How Interactive Decision Support Can Help Brokers Sell More Voluntary Benefits

Chad Schneider Benefits Communication, Industry Insights

Not so long ago, selling voluntary benefits was pretty low on most brokers’ priority lists, slightly above “eating healthy on the road” but below “cleaning out the junk drawer.”

Today though, since High Deductible Health Plans (HDHPs) are on the rise, employees are more likely to opt in to voluntary benefits that help fill the gaps and provide a safety net. In fact, according to the 2017 AFLAC Workforces Report, 81% of employees see a growing need for voluntary insurance, while 72% of employees not offered voluntary insurance would be at least somewhat likely to purchase them if they were.

At the same time, employers are realizing that offering a fuller roster of benefits gives them a leg up not only on retaining their employees, but also with recruiting them. Brokers are also seeing a change: focusing more on selling these products not only makes their clients feel better-served, but it can also be pretty darn good for their bottom line.

Of course, each new benefit offered needs to be explained in a way that ensures employees both completely understand their options and feel equipped to make the decisions that are right for them. Some brokers deal with this communication challenge by hiring enrollment firms to do face-to-face consults with employees; others do the heavy lifting themselves, giving presentations and answering questions onsite.

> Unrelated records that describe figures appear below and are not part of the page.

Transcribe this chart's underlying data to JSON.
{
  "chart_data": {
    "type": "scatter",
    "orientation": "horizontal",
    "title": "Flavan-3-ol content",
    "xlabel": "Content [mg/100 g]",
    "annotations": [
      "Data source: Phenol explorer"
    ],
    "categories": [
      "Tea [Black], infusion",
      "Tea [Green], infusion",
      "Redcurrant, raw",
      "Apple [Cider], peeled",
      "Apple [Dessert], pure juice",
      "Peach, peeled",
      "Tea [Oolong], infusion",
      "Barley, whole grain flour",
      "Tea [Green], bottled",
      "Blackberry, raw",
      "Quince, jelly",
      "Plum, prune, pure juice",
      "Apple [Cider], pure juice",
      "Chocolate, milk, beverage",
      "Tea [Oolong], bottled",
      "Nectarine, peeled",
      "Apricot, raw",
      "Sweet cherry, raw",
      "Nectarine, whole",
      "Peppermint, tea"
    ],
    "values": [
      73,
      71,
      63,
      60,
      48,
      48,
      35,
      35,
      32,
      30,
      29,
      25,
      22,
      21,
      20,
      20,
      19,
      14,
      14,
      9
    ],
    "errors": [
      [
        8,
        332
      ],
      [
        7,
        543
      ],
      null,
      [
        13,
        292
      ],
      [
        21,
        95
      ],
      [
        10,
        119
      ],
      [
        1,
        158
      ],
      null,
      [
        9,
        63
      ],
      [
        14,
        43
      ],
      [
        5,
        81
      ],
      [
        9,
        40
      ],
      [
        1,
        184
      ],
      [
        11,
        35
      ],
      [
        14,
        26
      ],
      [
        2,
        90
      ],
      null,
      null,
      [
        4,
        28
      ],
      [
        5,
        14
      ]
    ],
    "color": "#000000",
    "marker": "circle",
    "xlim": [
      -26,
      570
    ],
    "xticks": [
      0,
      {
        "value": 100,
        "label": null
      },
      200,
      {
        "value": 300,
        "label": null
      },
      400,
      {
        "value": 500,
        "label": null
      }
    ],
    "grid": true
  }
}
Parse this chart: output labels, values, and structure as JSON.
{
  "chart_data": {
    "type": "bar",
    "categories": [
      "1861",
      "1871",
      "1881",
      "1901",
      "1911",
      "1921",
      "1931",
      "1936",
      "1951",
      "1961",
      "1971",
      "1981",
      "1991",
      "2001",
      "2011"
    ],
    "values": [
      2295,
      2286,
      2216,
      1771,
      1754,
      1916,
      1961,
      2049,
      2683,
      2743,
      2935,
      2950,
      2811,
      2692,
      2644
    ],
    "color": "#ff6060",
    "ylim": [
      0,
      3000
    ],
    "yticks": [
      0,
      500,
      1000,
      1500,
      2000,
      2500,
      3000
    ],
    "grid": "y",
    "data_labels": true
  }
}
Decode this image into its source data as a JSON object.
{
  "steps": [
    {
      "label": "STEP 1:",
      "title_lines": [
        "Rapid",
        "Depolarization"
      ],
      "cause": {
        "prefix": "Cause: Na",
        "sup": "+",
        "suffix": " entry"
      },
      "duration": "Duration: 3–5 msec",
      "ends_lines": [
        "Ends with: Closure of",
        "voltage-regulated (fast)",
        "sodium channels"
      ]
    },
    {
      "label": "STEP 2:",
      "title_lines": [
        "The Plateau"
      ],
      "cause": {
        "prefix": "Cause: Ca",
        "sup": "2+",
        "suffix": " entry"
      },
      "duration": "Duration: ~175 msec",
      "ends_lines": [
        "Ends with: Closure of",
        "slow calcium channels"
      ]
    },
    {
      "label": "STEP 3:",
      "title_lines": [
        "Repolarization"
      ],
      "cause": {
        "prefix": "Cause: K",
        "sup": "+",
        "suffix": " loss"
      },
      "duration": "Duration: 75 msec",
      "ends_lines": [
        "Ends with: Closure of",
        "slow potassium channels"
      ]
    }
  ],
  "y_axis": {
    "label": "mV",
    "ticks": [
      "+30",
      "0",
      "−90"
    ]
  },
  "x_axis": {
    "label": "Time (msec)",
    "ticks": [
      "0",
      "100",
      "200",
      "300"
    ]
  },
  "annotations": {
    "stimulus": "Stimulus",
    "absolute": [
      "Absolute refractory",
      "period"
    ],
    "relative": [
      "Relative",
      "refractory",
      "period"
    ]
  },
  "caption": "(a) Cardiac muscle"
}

The upside of this personalized approach? When a real, living person asks employees questions about their unique life situation, explains the value of an employer-sponsored plan versus other insurance, and offers tailored recommendations, employees are more likely to stay engaged with the information. The downsides, of course, are that these firms don’t come cheap and sometimes these consultants fall prey to overselling. Also, meeting one-on-one with employees yourself, or running lots of small meetings, takes up a lot of precious time that could be better spent on higher-priority strategizing.

However! There’s actually a third approach available that not enough brokers have considered: offering clients interactive benefits decision support tools. This option delivers the personal touch of a conversation with an expert, but doesn’t require feet on the ground.

Interactive benefits decision support tools simulate a natural back-and-forth conversation with a friendly benefits expert and are available to employees 24/7. Not only that, but some of this software—like ALEX, for example—uses behavioral science techniques to nudge employees out of their pre-conceived notions of voluntary benefits, show value, and drive behavior change. Also, unlike the guidance an enrollment consultant might give an employee face-to-face, ALEX’s guidance is consistent and never veers into overselling.

This software doesn’t just talk about voluntary benefits, of course: it also helps employees pick their health plans and retirement options. And that makes it possible for some brokers to either size down their benefits meetings to just a few short Q&As, or enables them to stop doing them altogether. Especially come Q4, that sounds like a darn good option.

In short, your client’s employees aren’t going to buy new insurance unless it’s super clear what they stand to lose or gain by doing so. So if selling voluntary benefits is a top priority of yours of this year, upgrading your clients’ benefits communication technology should be, too.